RUJUKANMEDIA.COM – Perumda Air Minum Tirta Kahuripan Kabupaten Bogor menyalurkan bantuan kemanusiaan bagi masyarakat terdampak bencana alam di sejumlah wilayah Aceh, Sumatra Barat, dan Sumatra Utara. Bantuan tersebut diberikan sebagai bentuk kepedulian perusahaan terhadap krisis kemanusiaan akibat banjir dan longsor yang menyebabkan terganggunya akses air bersih dan sanitasi.
Bantuan disalurkan melalui koordinasi dengan Pemerintah Daerah Kabupaten Bogor serta pihak terkait lainnya. Adapun bantuan yang diberikan meliputi logistik, sembako, serta alat penjernih air portable guna mendukung penanganan darurat di wilayah terdampak bencana.
Direktur Umum Perumda Air Minum Tirta Kahuripan, Abdul Somad, menyampaikan bahwa partisipasi perusahaan dalam aksi kemanusiaan tersebut merupakan bagian dari tanggung jawab sosial sekaligus wujud solidaritas antar daerah dalam menghadapi bencana alam.

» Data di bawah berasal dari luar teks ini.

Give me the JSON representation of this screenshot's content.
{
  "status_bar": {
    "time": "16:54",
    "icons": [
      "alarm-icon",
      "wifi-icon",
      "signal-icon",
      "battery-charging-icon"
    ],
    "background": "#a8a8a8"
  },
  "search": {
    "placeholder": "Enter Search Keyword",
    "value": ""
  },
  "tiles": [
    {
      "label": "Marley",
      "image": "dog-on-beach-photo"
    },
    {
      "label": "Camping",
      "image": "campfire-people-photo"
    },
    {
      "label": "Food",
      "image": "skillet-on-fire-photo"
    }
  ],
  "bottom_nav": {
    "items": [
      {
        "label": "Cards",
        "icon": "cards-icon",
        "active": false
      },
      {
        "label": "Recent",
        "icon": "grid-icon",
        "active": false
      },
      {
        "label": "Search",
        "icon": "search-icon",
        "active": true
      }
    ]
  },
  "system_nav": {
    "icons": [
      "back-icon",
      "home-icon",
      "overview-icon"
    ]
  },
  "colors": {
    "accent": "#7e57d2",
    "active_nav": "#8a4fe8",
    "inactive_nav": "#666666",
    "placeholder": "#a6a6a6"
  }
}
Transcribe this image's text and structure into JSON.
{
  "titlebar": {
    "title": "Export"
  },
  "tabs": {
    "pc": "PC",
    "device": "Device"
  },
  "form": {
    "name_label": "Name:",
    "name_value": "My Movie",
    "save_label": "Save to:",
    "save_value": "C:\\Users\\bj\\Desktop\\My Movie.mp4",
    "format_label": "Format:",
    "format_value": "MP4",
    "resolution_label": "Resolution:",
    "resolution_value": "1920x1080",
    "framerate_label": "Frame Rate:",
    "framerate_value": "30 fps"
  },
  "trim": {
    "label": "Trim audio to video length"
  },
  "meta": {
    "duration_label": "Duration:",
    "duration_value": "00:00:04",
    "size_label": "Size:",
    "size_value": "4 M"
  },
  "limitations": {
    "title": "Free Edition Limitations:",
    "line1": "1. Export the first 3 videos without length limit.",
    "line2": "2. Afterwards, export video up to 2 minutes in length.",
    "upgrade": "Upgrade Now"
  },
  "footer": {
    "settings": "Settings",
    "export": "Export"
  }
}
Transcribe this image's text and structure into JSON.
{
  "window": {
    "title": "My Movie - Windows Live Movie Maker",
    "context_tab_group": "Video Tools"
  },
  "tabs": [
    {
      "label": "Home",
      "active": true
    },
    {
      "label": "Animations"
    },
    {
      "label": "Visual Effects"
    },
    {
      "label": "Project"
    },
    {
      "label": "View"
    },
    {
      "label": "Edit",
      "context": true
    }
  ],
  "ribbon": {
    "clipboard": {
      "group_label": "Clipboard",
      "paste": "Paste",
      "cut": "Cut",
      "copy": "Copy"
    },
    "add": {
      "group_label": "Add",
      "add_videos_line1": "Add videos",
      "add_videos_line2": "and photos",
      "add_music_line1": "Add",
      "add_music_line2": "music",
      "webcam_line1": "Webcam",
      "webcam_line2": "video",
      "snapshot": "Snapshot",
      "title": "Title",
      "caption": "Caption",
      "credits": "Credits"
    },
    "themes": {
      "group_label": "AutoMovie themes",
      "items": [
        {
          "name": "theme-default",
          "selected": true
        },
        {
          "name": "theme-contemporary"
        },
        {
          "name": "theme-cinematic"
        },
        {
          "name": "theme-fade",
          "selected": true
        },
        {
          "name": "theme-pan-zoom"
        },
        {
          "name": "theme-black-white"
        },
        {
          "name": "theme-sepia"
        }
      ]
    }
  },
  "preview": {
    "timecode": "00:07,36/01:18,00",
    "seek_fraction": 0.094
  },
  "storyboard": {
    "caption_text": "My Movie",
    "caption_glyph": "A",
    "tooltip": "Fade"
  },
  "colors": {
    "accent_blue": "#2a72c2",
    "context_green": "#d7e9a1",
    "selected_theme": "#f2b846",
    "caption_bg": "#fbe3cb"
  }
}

“Sebanyak 13 desa dan kecamatan telah menerima bantuan logistik dan sembako dengan total nilai Rp107,5 juta. Selain itu, kami juga menyalurkan 30 unit alat penjernih air portable berkapasitas 25 liter per menit yang akan didistribusikan ke rumah sakit, pesantren, dapur umum, dan lokasi pengungsian,” kata Abdul Somad.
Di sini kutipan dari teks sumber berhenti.